Appel à communication : « Monstres et christianisme – monstres du christianisme (XVIe-XVIIIe siècles) » (Lyon, 14-16 décembre 2016)

Henrik Hondius, Piramide papistique, 1599, Londres, British MuseumLa présence de monstres dans l’Europe de l’âge moderne est remarquable. Dans les traités, les registres paroissiaux, les écrits du for privé et les relations de voyage des XVIe et XVIIe siècles, s’accumulent les témoignages de leur existence, ce qui incite à des discussions sur leur origine et leur authenticité. À cette époque, on désigne comme monstres des créatures qui s’écartent du phénotype humain à cause de la quantité ou de la grandeur divergente de parties spécifiques de leur corps (malformations ou mutations) ou à cause de la coexistence de caractéristiques de plusieurs espèces (créatures hybrides homme-animal). Ils se situent donc à la limite entre réalité et imagination. En principe, deux cas de figure bien différents peuvent être identifiés lorsque l’on se lance à la recherche de monstres : ou ils naissent de parents humains ou on suppose leur existence dans des pays lointains, aux marges du monde connu.

Le monstre perturbe la vie de tous les jours, il rompt l’ordre de la normalité. Hybride, inclassable et incontrôlable, il représente depuis l’Antiquité un défi pour ceux qui s’y trouvent confrontés, souvent de manière fortuite, laissant perplexe les contemporains et soulevant de nombreuses questions. Pour réduire la contingence de l’apparition des monstres et leur donner un sens, les contemporains recourent souvent à des explications métaphysiques, marquées par les valeurs et imaginations de la culture chrétienne. En général, on peut différencier deux approches dominantes par rapport aux monstres : l’une inspirée par la peur et l’autre par la curiosité. Bien entendu, les deux approches ne sont pas exclusives l’une de l’autre, mais peuvent se combiner.

L’approche inspirée par la peur considère les monstres comme des êtres anormaux, contre l’ordre de la nature, menaçant la vie de tous les jours et la remettant en question. Dans ce contexte, ils interprètent l’apparition de monstres soit comme le mécontentement de Dieu, prélude à la vengeance divine, soit comme le signe du péché individuel ou d’une décadence sociale générale, soit ils y voient l’incarnation du diable, qui menace et séduit les croyants. Ces explications adoptent une fonction disciplinaire : le monstre est l’Autre qui est exclu de la propre identité, une ombre qui doit être évitée ou détruite à tout prix.

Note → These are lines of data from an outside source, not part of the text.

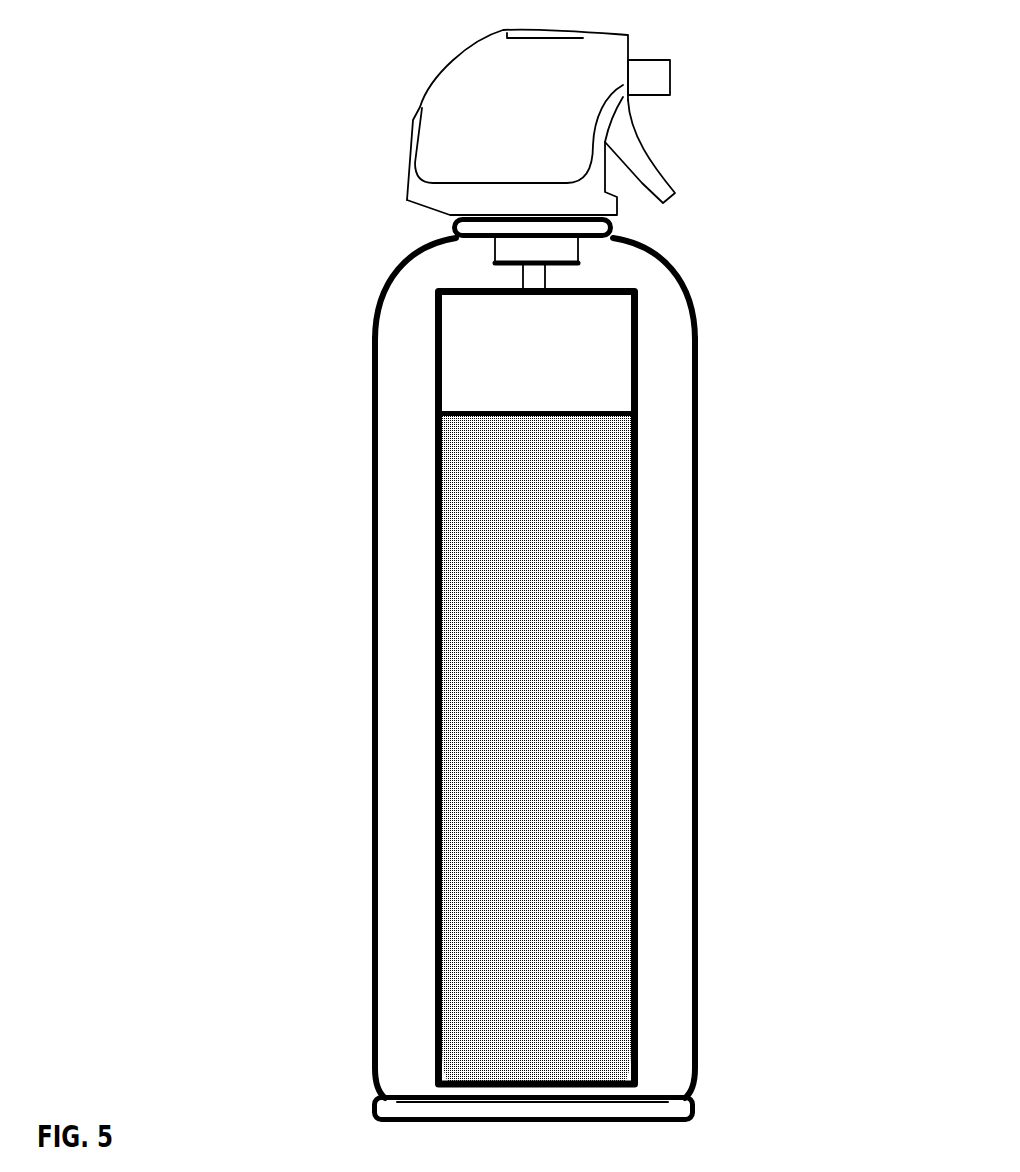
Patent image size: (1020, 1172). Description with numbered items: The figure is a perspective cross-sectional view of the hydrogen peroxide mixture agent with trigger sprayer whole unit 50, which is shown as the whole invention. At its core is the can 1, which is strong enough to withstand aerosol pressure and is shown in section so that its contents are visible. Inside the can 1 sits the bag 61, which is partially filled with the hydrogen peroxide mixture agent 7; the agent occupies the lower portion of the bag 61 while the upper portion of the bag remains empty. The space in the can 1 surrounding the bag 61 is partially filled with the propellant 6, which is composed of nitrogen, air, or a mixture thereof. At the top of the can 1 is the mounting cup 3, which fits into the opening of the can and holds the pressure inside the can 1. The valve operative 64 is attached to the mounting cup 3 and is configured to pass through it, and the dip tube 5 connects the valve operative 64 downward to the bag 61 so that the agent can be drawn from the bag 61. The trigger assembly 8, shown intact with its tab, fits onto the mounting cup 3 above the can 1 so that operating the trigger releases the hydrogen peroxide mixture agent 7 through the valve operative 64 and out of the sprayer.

The can 1 is at (697, 625).
The mounting cup 3 is at (613, 220).
The dip tube 5 is at (545, 277).
The propellant 6 is at (415, 500).
The hydrogen peroxide mixture agent 7 is at (478, 808).
The trigger assembly 8 is at (413, 107).
The hydrogen peroxide mixture agent with trigger sprayer whole unit 50 is at (383, 265).
The bag 61 is at (638, 359).
The valve operative 64 is at (578, 248).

L’approche inspirée par la curiosité considère les monstres comme manifestations de la diversité de la création, soulignant la toute-puissance divine. A partir du XVIe siècle, des traités spécialisés sont publiés, comme les Histoires prodigieuses de Pierre Boaistuau (1560), Des monstres et des prodiges d’Ambroise Paré (1573), Monstrorum historia de l’italien Ulisse Aldrovandi (1642, ouvrage posthume), qui argumentent dans cette direction. Michel de Montaigne s’efforce également dans les Essais de réhabiliter les monstres, en attribuant leur caractère atypique non à leur anormalité, mais au manque de flexibilité de la perception humaine. En trouvant des explications naturelles, on se les approprie et on les normalise. Ils ne sont donc plus l’Autre, sinon une variation inconnue du Moi. On leur attribue une âme, la raison, la dignité du sacrement – en bref le statut d’être humain.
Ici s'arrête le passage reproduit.